Attacken auf Moschee in Mölln
350 Menschen protestierten und erinnerten an 1992
Die Zahl der Anschläge auf Moscheen in Deutschland ist sprunghaft gestiegen, eine allgemeine gesellschaftliche Empörung findet kaum statt. Betroffen sind nicht nur größere Städte wie Berlin, Bielefeld, Oldenburg, auch in kleineren Orten wie Mölln in Schleswig-Holstein gibt es derartige Vorfälle. Solch schändliche Taten treffen die Kleinstadt mit ihren knapp 19 000 Einwohnern bis ins Mark, erinnert man sich doch an die von Neonazis verübten Brandanschläge im November 1992. Damals starben drei türkische Frauen, ihr Tod hatte seinerzeit auch außerhalb Deutschlands Entsetzen ausgelöst.
Und nun ist Mölln erneut im Schockzustand: Zweimal kurz hintereinander haben Unbekannte die Fatih-Sultan-Moschee unweit der örtlichen Polizeistation attackiert. Mitte August wurde die Eingangstür mit Gammelfleisch beworfen, nur zwei Wochen später hat jemand in den Zwischenflur uriniert und Fäkalien hinterlassen. Aus Solidarität mit Moschee und Muslimen kamen nun am Samstag über 350 Teilnehmer zu einer Kundgebung zusammen, darunter der türkische Generalkonsul aus Hamburg Mustafa Fatih Ak und Schleswig-Holsteins Landtagspräsident Klaus Schlie (CDU).
Möllns Bürgermeister Jan Wiegels (SPD) spricht von einer Provokation gegen das friedliche und harmonische Zusammenleben aller Möllner Bürger. Innerhalb kürzester Zeit wurden über 200 Solidaritätsunterschriften gesammelt, die Wiegels dem Vertreter der betroffenen Möllner Moschee, Ibrahim Ayhan, überreichte. Er kündigte an, dass auf der Homepage der Stadt weitere Unterschriften geleistet werden können.
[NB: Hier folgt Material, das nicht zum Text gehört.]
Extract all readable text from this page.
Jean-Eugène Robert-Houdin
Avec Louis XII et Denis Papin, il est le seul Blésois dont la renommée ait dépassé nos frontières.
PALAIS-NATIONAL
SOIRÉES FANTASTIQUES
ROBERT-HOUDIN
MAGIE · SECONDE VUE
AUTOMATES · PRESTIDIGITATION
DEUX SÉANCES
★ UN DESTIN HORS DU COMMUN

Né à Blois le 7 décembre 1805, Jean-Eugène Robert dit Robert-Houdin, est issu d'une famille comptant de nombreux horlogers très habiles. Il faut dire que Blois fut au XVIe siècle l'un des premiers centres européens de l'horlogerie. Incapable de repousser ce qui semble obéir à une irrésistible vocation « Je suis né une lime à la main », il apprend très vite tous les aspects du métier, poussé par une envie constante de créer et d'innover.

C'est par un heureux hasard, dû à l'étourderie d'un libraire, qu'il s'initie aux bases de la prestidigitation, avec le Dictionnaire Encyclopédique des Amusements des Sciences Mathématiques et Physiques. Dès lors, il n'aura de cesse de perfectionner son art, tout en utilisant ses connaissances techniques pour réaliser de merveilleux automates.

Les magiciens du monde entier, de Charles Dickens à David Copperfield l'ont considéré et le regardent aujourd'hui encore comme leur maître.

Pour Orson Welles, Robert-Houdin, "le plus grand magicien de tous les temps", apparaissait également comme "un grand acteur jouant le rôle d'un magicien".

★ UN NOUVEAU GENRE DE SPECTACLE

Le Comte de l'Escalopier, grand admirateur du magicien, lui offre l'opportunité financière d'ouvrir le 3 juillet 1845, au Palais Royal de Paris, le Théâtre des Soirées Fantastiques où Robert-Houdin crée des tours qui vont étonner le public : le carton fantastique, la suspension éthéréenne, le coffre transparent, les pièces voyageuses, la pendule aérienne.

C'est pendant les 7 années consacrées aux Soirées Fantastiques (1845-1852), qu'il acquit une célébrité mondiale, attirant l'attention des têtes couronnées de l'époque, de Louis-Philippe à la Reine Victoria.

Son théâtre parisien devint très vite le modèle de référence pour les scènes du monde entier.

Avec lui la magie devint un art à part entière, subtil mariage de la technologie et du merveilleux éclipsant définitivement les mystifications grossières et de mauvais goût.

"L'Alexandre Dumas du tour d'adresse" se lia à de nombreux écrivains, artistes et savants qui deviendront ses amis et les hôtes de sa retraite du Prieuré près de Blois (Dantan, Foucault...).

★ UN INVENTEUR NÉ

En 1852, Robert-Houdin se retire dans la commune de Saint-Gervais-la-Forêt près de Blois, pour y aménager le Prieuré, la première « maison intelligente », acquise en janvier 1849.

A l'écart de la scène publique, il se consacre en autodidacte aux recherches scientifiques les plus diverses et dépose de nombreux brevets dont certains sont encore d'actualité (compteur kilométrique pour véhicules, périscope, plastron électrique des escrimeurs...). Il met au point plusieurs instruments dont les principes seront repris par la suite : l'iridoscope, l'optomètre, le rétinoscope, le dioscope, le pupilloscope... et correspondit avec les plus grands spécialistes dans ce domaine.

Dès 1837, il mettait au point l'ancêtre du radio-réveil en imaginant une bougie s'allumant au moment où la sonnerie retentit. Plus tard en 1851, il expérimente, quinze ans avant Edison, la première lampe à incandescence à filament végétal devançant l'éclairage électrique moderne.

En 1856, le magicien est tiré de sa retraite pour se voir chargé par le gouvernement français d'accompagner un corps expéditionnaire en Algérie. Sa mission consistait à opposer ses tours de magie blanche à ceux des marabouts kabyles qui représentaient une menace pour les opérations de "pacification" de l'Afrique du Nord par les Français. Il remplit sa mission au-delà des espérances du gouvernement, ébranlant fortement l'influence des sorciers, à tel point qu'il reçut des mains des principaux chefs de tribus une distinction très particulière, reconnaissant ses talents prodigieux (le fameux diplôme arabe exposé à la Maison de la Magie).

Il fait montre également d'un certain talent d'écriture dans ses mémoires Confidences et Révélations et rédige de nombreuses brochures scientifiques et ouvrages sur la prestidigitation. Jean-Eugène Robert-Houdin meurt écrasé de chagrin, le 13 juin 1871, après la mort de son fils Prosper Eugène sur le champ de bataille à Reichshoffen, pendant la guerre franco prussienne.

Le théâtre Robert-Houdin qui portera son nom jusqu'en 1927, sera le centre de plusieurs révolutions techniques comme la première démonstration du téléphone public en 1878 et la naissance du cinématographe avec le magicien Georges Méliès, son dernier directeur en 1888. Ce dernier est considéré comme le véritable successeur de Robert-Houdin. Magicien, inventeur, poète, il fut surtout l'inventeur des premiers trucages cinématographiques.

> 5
Sedat Simsek, Nord-Vorsitzender des Dachverbandes DITIB der Türkisch-Islamischen Union, richtete mahnende wie anklagende Worte an die Zuhörer: »Müssen wir immer erst dann hinschauen, wenn bereits die ersten Toten zu beklagen sind?« Die rund 2000 Moscheen in Deutschland wollen am 19. September zu einem Tag der offenen Tür einladen und dabei ein Zeichen gegen Extremismus, Intoleranz und Gewalt setzen, kündigte Simsek an. Cebel Kücükkaraca, Vorsitzender der Türkischen Gemeinde Schleswig-Holstein, forderte von Polizei und Ermittlungsbehörden eine intensive Verfolgung der Täter.
Auch wenn es bisher keine Bekennerschreiben gibt, weist zumindest die erste Attacke auf Täter im Nazi-Milieu: Sie fiel just in die Zeit um den Todestag von Hitler-Stellvertreter Rudolf Heß. Und auch beim zweiten Vorfall ist nicht davon auszugehen, dass jemand nur mal eben seine Notdurft verrichten wollte.
In Mölln selbst gibt es dem Vernehmen nach keine auffällige rechte Szene. In antifaschistischen Kreisen wird allerdings Tanja Steinhagen-Wolf als aktive Neonazi-Kaderfrau beschrieben. Sie soll der Gemeinschaft Deutscher Frauen vorstehen, die ihren offiziellen Sitz im sogenannten Neonazi-Thinghaus von Grevesmühlen hat. Ferner wird Steinhagen-Wolf dem Rechtsrock-Umfeld zugerechnet. Im Kreis Herzogtum Lauenburg ist Beobachtern zufolge die NPD bemüht, mit ihrem neuen Kreisvorsitzenden Simon Haltenhof neue Aktivisten zu rekrutieren und eigene Strukturen zu festigen.
Zum Gedenken an die Opfer des Möllner Brandanschlages in der Nacht zum 23. November 1992 wird am Jahrestag auch diesmal eine Kundgebung in der Kleinstadt stattfinden. Und bereits für den 12. September ist im Lübecker Klub »Treibsand« ein Soli-Konzert mit Musikern aus Berlin, Hamburg, Bremen und Griechenland geplant.